Grief and Laughter Intertwined: Unpacking Yandy Laurens' Newest Film

Grief and Laughter Intertwined: Unpacking Yandy Laurens' Newest Film

In his latest cinematic endeavor, Yandy Laurens, both writer and director, deftly navigates the intricate tapestry of emotions, weaving a narrative that immerses you in the nuances of grief and love. The brave, unconventional choices, like the black-and-white color palette, the neat division into sequences, and the multiple arcs, were a deliberate part of the story and not gimmicks. I watched the movie weeks after its premiere, and there were barely any seats left. 

The story circles around Bagus, a screenwriter, who unexpectedly reconnects with his high school crush, Hana. Hana is in the throes of mourning her late husband, and her grief is a constant undercurrent throughout the film. Laurens does an incredible job of bringing this to life, not just through the usual shots of a widow having flashbacks or staring at an empty bed. In every interaction Hana has with Bagus you can almost feel the emptiness she's grappling with.
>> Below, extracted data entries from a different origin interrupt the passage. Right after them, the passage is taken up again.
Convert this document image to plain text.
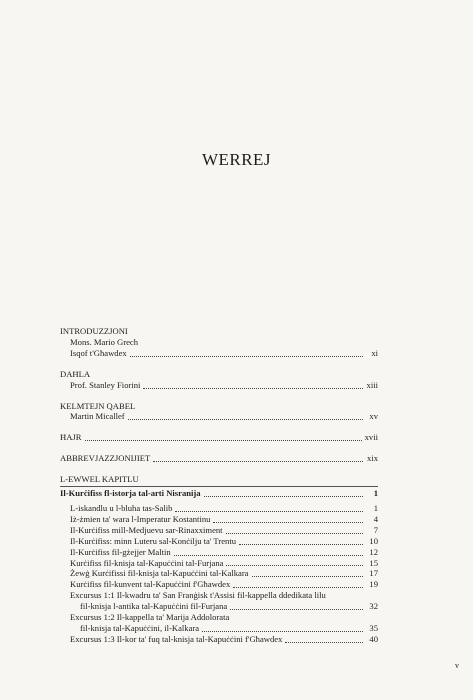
WERREJ
INTRODUZZJONI
Mons. Mario Grech
Isqof t'Għawdex	xi
DAĦLA
Prof. Stanley Fiorini	xiii
KELMTEJN QABEL
Martin Micallef	xv
ĦAJR	xvii
ABBREVJAZZJONIJIET	xix
L-EWWEL KAPITLU
Il-Kurċifiss fl-istorja tal-arti Nisranija	1
L-iskandlu u l-bluha tas-Salib	1
Iż-żmien ta' wara l-Imperatur Kostantinu	4
Il-Kurċifiss mill-Medjuevu sar-Rinaxximent	7
Il-Kurċifiss: minn Luteru sal-Konċilju ta' Trentu	10
Il-Kurċifiss fil-gżejjer Maltin	12
Kurċifiss fil-knisja tal-Kapuċċini tal-Furjana	15
Żewġ Kurċifissi fil-knisja tal-Kapuċċini tal-Kalkara	17
Kurċifiss fil-kunvent tal-Kapuċċini f'Għawdex	19
Excursus 1:1 Il-kwadru ta' San Franġisk t'Assisi fil-kappella ddedikata lilu
fil-knisja l-antika tal-Kapuċċini fil-Furjana	32
Excursus 1:2 Il-kappella ta' Marija Addolorata
fil-knisja tal-Kapuċċini, il-Kalkara	35
Excursus 1:3 Il-kor ta' fuq tal-knisja tal-Kapuċċini f'Għawdex	40
v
Bagus’s own feelings were less apparent at first. He seemed to be stumbling along in his own thoughts. But his character develops the most in the story, from someone naive to one who can share the most deep reflections on balancing grief with love. His character arc is so central to the story that telling more would spoil the movie. 
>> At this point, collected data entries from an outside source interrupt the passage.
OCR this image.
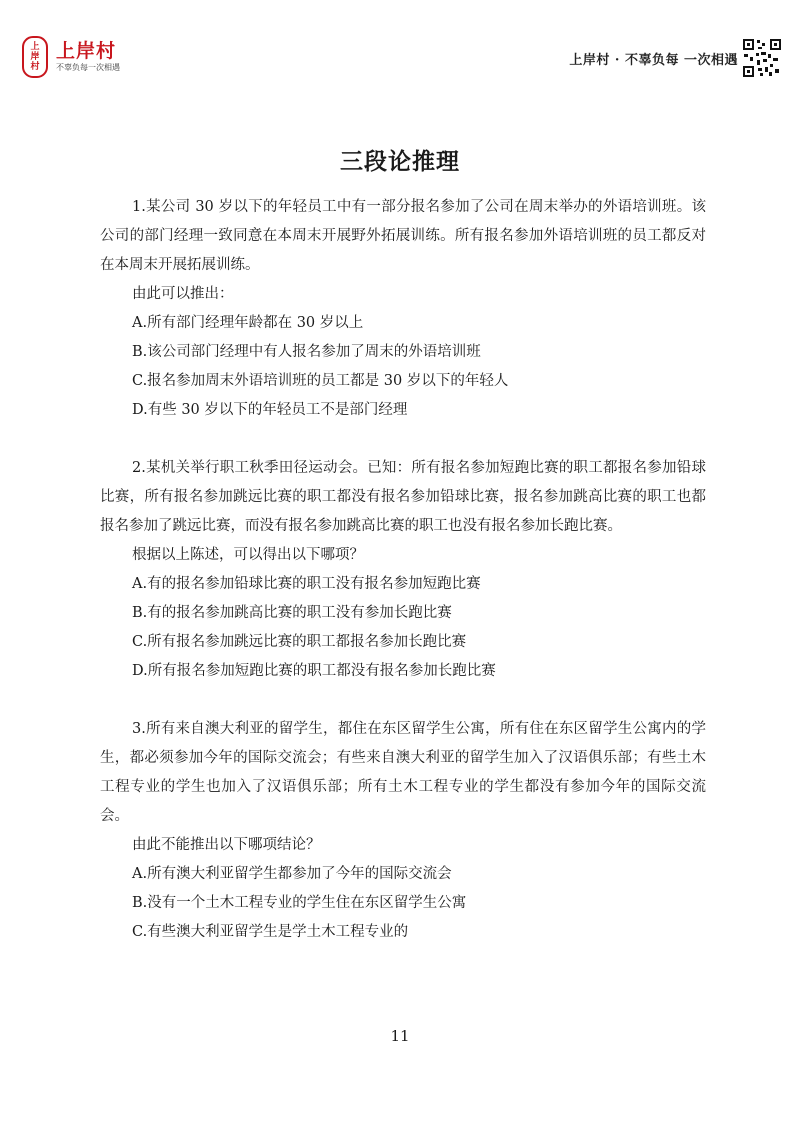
上
岸
村
上岸村
不辜负每一次相遇	上岸村 · 不辜负每 一次相遇
三段论推理

1.某公司 30 岁以下的年轻员工中有一部分报名参加了公司在周末举办的外语培训班。该公司的部门经理一致同意在本周末开展野外拓展训练。所有报名参加外语培训班的员工都反对在本周末开展拓展训练。

由此可以推出：

A.所有部门经理年龄都在 30 岁以上

B.该公司部门经理中有人报名参加了周末的外语培训班

C.报名参加周末外语培训班的员工都是 30 岁以下的年轻人

D.有些 30 岁以下的年轻员工不是部门经理

2.某机关举行职工秋季田径运动会。已知：所有报名参加短跑比赛的职工都报名参加铅球比赛，所有报名参加跳远比赛的职工都没有报名参加铅球比赛，报名参加跳高比赛的职工也都报名参加了跳远比赛，而没有报名参加跳高比赛的职工也没有报名参加长跑比赛。

根据以上陈述，可以得出以下哪项？

A.有的报名参加铅球比赛的职工没有报名参加短跑比赛

B.有的报名参加跳高比赛的职工没有参加长跑比赛

C.所有报名参加跳远比赛的职工都报名参加长跑比赛

D.所有报名参加短跑比赛的职工都没有报名参加长跑比赛

3.所有来自澳大利亚的留学生，都住在东区留学生公寓，所有住在东区留学生公寓内的学生，都必须参加今年的国际交流会；有些来自澳大利亚的留学生加入了汉语俱乐部；有些土木工程专业的学生也加入了汉语俱乐部；所有土木工程专业的学生都没有参加今年的国际交流会。

由此不能推出以下哪项结论？

A.所有澳大利亚留学生都参加了今年的国际交流会

B.没有一个土木工程专业的学生住在东区留学生公寓

C.有些澳大利亚留学生是学土木工程专业的

11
The film's humor is brilliantly brought out in scenes such as those between Bagus and Pak Yoram, the head of the production house. Their debates over the script are genuinely funny and feel so real, it's like Laurens is pulling from his own experiences in the industry. Sprinkles of comedic relief are sprinkled in other scenes too, but this duo consistently lights up the room with laughter. 

The casting choices are spot-on. The choice of casting the more everyday-looking Ringgo Rahman and Nirina Zubir as the main characters, while the more model-looking Dion Wiyoko and Julie Estelle were relegated to supporting roles, made the story more relatable.   Sheila Aisha, as Dion’s wife, completed the cast of sidekicks that added spice to an already layered tale that should appeal to any culture. 

I'd definitely recommend catching this in theaters while you have the chance. There’s something about the shared experience – the collective laughter and gasps from the audience – that really draws you deeper into the journey of Bagus and Hana. It’s a film that sticks with you, well worth the watch.